Prince Roland Bonaparte. Une excursion en Corse. Paris. Imprimé pour 1'auteur 1891.

Wij kunnen ons niet anders voorstellen, of de lezers van dit tijdschrift zullen in de reizen en publicaties van een schrijver belang stellen, die, in weerwil van zijn naam, afkomst en positie, het stille studeervertrek en de natuur boven het glibberige veld der politiek verkiezende, reeds zoovele bewijzen van zijn ernstig wetenschappelijk streven heeft geleverd, zich daarbij tot de Nederlandsche koloniën bijzonder voelde aangetrokken, meermalen Nederlandsche reizigers en onderzoekingen steunde en ook nu weder zijne sympathie voor ons land bewees door verscheidene exemplaren van het beperkt aantal, dat van het hierboven genoemde, zoo kostbaar uitgegeven werk verscheen, in Nederland te verspreiden.

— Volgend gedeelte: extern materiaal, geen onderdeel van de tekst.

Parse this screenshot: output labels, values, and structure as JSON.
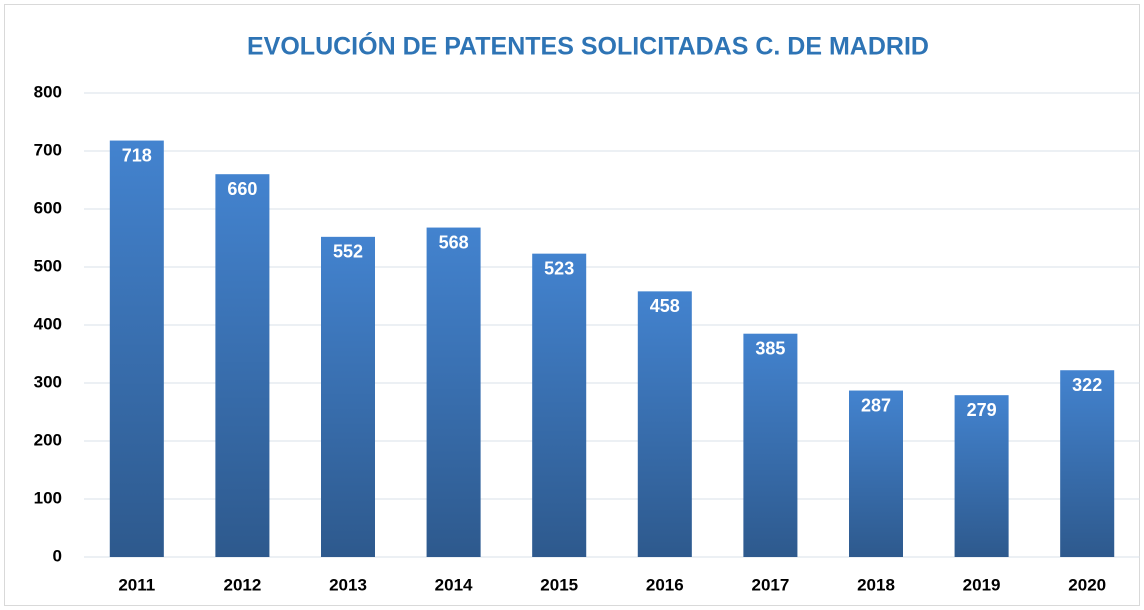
{
  "chart_data": {
    "type": "bar",
    "title": "EVOLUCIÓN DE PATENTES SOLICITADAS C. DE MADRID",
    "categories": [
      "2011",
      "2012",
      "2013",
      "2014",
      "2015",
      "2016",
      "2017",
      "2018",
      "2019",
      "2020"
    ],
    "values": [
      718,
      660,
      552,
      568,
      523,
      458,
      385,
      287,
      279,
      322
    ],
    "color": "#4383cf",
    "ylim": [
      0,
      800
    ],
    "yticks": [
      0,
      100,
      200,
      300,
      400,
      500,
      600,
      700,
      800
    ],
    "grid": true
  }
}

Stemden deze omstandigheden natuurlijk gunstig voor den schrijver, de „Excursions" zelve zijn alleszins in staat om voortdurend belangstelling te wekken en maken het ons dus onzerzijds, ook om die reden, tot een aangenamen plicht, er de aandacht op te vestigen van hen, die van Corsica studie wenschen te maken.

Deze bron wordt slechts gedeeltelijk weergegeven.